Priya sighed deeply. “Can’t wait,” she said drily.
* * *
• • •
All that afternoon while Kelly was at work, she was thinking about getting home to Ethan. But once she got home, somehow the sight of him was not the balm she’d hoped for. Maybe it was because she didn’t truly feel as if she’d left work behind—her head swarmed with painful flashbacks of the day—her struggles with Confibot, Anita’s cutting words, Priya’s weariness. Robbie had made good on his threat, already demanding body parts from her throughout the afternoon, making her feel as if she were manning a butcher’s counter. The more she thought about the specificity of his blackmail, the more she fumed. He had to know what he was doing; after all, he knew exactly which parts had gone into Ethan, she recalled darkly, envisioning the reconstructed image on Robbie’s computer.
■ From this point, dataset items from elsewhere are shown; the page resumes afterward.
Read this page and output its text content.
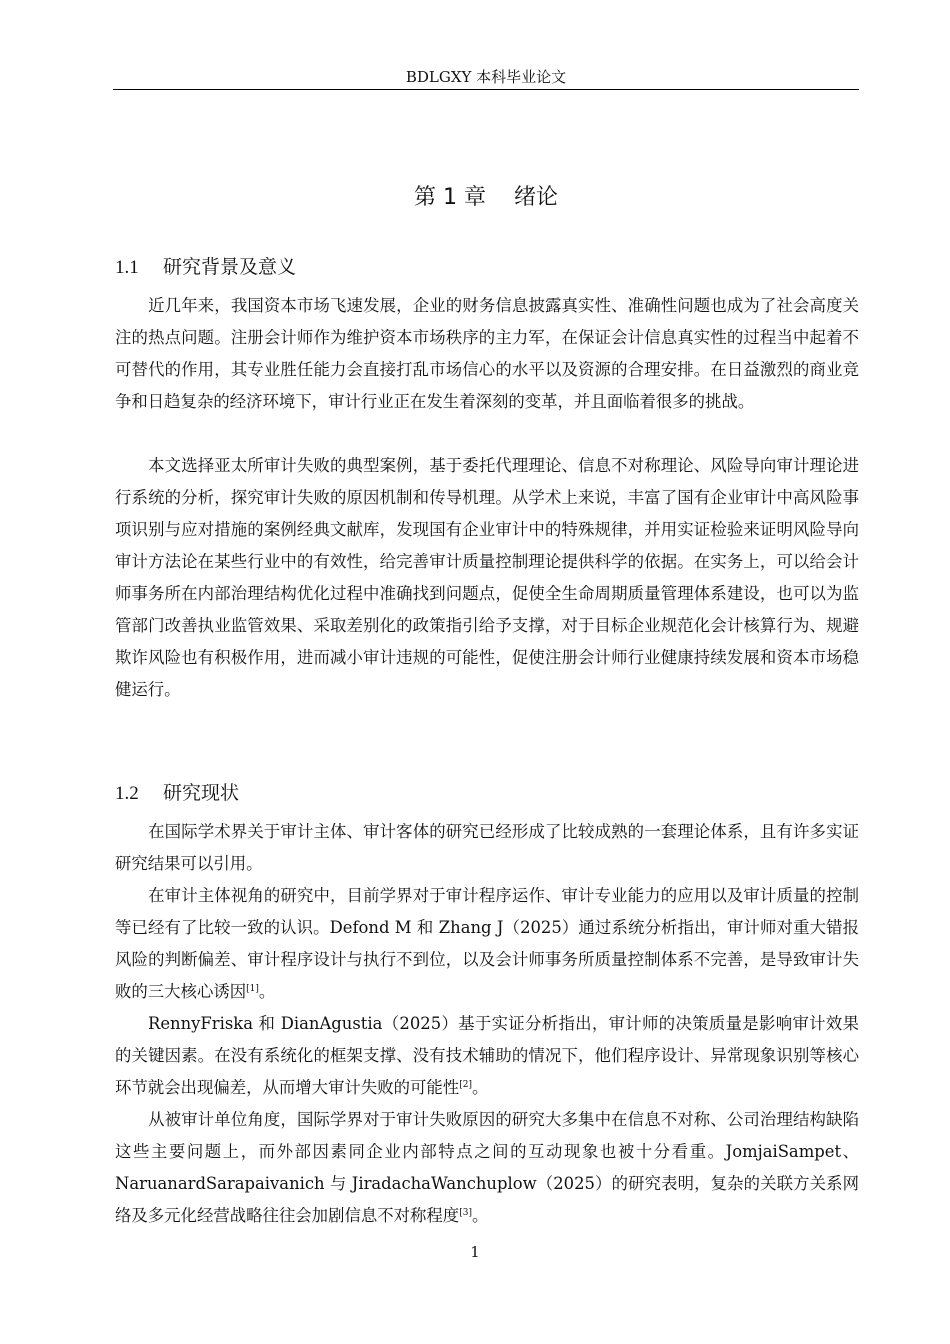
BDLGXY 本科毕业论文
第 1 章 绪论
1.1 研究背景及意义

近几年来，我国资本市场飞速发展，企业的财务信息披露真实性、准确性问题也成为了社会高度关注的热点问题。注册会计师作为维护资本市场秩序的主力军，在保证会计信息真实性的过程当中起着不可替代的作用，其专业胜任能力会直接打乱市场信心的水平以及资源的合理安排。在日益激烈的商业竞争和日趋复杂的经济环境下，审计行业正在发生着深刻的变革，并且面临着很多的挑战。

本文选择亚太所审计失败的典型案例，基于委托代理理论、信息不对称理论、风险导向审计理论进行系统的分析，探究审计失败的原因机制和传导机理。从学术上来说，丰富了国有企业审计中高风险事项识别与应对措施的案例经典文献库，发现国有企业审计中的特殊规律，并用实证检验来证明风险导向审计方法论在某些行业中的有效性，给完善审计质量控制理论提供科学的依据。在实务上，可以给会计师事务所在内部治理结构优化过程中准确找到问题点，促使全生命周期质量管理体系建设，也可以为监管部门改善执业监管效果、采取差别化的政策指引给予支撑，对于目标企业规范化会计核算行为、规避欺诈风险也有积极作用，进而减小审计违规的可能性，促使注册会计师行业健康持续发展和资本市场稳健运行。

1.2 研究现状

在国际学术界关于审计主体、审计客体的研究已经形成了比较成熟的一套理论体系，且有许多实证研究结果可以引用。

在审计主体视角的研究中，目前学界对于审计程序运作、审计专业能力的应用以及审计质量的控制等已经有了比较一致的认识。Defond M 和 Zhang J（2025）通过系统分析指出，审计师对重大错报风险的判断偏差、审计程序设计与执行不到位，以及会计师事务所质量控制体系不完善，是导致审计失败的三大核心诱因[1]。

RennyFriska 和 DianAgustia（2025）基于实证分析指出，审计师的决策质量是影响审计效果的关键因素。在没有系统化的框架支撑、没有技术辅助的情况下，他们程序设计、异常现象识别等核心环节就会出现偏差，从而增大审计失败的可能性[2]。

从被审计单位角度，国际学界对于审计失败原因的研究大多集中在信息不对称、公司治理结构缺陷这些主要问题上，而外部因素同企业内部特点之间的互动现象也被十分看重。JomjaiSampet、NaruanardSarapaivanich 与 JiradachaWanchuplow（2025）的研究表明，复杂的关联方关系网络及多元化经营战略往往会加剧信息不对称程度[3]。

1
This wasn’t just a direct attack on her progress with Confibot. This was an assault on Ethan. And to add insult to injury, he had paraded through the engineers’ floor that afternoon with Brahma, casually asking the robot to fetch him things and open doors for him with his too-many arms—only to “test the technology,” of course. Then whenever Robbie wasn’t contacting Kelly, Diane was, unleashing a slow yet relentless trickle of e-mails containing forwards of magazine articles profiling her chosen florist’s artistry, reminding her threateningly that if they didn’t put down a deposit soon they would lose their window with this man—this maestro who had single-handedly revitalized the carnation.
So what Kelly really needed from Ethan was a distraction, and he just wasn’t providing it. “How was your day?” she asked him as she lugged a bag of takeout through the door. She was getting home late so regularly now that their cooking nights had gone by the wayside.